Oltre al bastone, la Cina offre anche la carota. Integrandosi con Shenzhen e le altre metropoli della terra ferma, Hong Kong potrà uscire dalla recessione. Pechino ha ancora bisogno del suo centro finanziario, porta di ingresso e di uscita dei capitali, e confida nella voglia di normalità della città, dopo mesi di disordini e poi di emergenza virale. La comunità d'affari, anche internazionale, tifa da sempre per un ritorno all'ordine, ritenendo ("con molta ingenuità", secondo Dapiran), che la stretta sulle libertà civili non toccherà il business. Che i cavalli correranno e le azioni faranno comunque faville in Borsa, per citare la promessa che Deng Xiaoping fece prima della restituzione di Hong Kong. Ma "normalità", anche se con qualche diritto in meno, è una parola che suona bene anche a molti cittadini ordinari.
Mesi di manifestazioni ignorate, di scontri a pietre e molotov, lasciano una città traumatizzata e ferita. Le ragioni che avevano portato due milioni di persone in strada, il dissenso verso il governo di Pechino e la sua marionetta Carrie Lam, sono ancora tutti lì, così come la voglia di ottenere la democrazia o, per alcuni, l'indipendenza.
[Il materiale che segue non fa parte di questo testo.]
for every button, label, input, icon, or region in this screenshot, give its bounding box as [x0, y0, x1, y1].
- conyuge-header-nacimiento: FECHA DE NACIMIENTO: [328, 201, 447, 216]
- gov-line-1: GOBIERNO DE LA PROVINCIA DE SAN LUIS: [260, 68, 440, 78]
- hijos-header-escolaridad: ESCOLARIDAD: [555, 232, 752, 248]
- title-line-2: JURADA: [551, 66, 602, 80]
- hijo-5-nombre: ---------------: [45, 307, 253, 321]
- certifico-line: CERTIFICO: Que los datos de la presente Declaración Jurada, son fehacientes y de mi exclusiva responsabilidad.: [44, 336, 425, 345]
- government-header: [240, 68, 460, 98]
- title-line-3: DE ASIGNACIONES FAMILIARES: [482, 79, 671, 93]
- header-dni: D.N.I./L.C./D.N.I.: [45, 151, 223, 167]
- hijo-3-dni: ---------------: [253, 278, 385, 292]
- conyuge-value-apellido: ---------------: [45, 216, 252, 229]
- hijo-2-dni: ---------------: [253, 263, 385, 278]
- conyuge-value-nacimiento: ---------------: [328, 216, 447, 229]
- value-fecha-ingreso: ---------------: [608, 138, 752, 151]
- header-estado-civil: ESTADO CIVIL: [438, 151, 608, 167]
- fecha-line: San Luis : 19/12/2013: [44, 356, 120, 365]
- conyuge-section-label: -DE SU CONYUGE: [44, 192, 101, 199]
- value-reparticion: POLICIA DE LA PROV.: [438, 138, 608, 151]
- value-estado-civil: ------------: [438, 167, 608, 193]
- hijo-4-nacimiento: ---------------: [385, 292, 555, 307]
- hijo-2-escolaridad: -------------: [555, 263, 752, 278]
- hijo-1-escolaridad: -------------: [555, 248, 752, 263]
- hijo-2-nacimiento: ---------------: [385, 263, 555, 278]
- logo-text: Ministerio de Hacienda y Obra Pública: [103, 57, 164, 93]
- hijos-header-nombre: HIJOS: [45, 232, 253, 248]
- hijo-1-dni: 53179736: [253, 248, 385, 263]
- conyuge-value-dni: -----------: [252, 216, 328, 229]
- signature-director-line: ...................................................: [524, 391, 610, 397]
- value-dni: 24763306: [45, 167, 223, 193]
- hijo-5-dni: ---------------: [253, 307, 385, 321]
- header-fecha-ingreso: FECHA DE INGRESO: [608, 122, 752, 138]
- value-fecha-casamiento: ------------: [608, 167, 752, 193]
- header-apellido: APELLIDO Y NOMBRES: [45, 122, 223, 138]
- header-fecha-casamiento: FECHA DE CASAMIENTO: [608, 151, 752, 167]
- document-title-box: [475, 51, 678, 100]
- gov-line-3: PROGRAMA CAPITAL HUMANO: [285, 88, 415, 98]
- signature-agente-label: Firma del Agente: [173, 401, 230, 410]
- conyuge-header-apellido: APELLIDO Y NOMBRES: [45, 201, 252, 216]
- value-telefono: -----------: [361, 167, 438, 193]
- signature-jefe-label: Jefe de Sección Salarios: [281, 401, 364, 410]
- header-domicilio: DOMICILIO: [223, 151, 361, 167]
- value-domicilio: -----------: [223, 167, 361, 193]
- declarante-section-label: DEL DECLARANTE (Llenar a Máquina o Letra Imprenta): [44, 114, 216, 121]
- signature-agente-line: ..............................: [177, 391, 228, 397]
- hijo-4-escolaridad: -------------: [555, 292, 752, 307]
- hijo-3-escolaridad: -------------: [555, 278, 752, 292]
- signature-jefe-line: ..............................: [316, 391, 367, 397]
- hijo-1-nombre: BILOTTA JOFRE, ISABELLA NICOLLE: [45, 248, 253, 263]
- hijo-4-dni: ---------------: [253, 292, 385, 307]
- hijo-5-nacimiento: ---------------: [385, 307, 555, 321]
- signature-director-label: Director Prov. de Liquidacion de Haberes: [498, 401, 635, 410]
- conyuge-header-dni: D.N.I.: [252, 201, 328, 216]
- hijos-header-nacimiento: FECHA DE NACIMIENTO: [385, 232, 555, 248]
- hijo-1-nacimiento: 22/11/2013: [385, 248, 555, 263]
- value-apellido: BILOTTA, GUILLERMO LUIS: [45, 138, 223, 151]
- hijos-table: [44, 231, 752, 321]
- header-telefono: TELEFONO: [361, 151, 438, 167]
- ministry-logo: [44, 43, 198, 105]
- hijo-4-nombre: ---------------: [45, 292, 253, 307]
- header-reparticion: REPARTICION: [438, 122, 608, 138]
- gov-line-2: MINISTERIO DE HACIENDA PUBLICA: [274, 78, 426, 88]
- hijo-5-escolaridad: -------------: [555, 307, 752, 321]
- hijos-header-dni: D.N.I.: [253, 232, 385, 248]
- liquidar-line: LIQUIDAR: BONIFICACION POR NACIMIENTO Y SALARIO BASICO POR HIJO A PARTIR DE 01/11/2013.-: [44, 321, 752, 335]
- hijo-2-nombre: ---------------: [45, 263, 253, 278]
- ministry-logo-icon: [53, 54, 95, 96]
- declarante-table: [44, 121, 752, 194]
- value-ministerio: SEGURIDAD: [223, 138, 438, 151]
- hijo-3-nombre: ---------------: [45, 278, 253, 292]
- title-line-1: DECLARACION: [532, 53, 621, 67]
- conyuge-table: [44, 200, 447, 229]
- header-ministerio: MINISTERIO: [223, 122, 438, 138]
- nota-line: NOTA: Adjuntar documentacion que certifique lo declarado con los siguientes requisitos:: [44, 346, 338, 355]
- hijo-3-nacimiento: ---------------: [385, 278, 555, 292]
Dal giugno 2019 oltre 10mila persone sono state arrestate, vite sospese che la macchina inesorabile della giustizia chiamerà a comparire. "C'è così tanta rabbia, così tanto dolore, non è possibile spariscano" dice Claudia Mo. Troveranno nuovi canali per esprimersi? O Pechino riuscirà a soffocarli? "La battaglia non è finita" ha scritto Joshua Wong dopo la condanna. Oggi credergli è davvero difficile.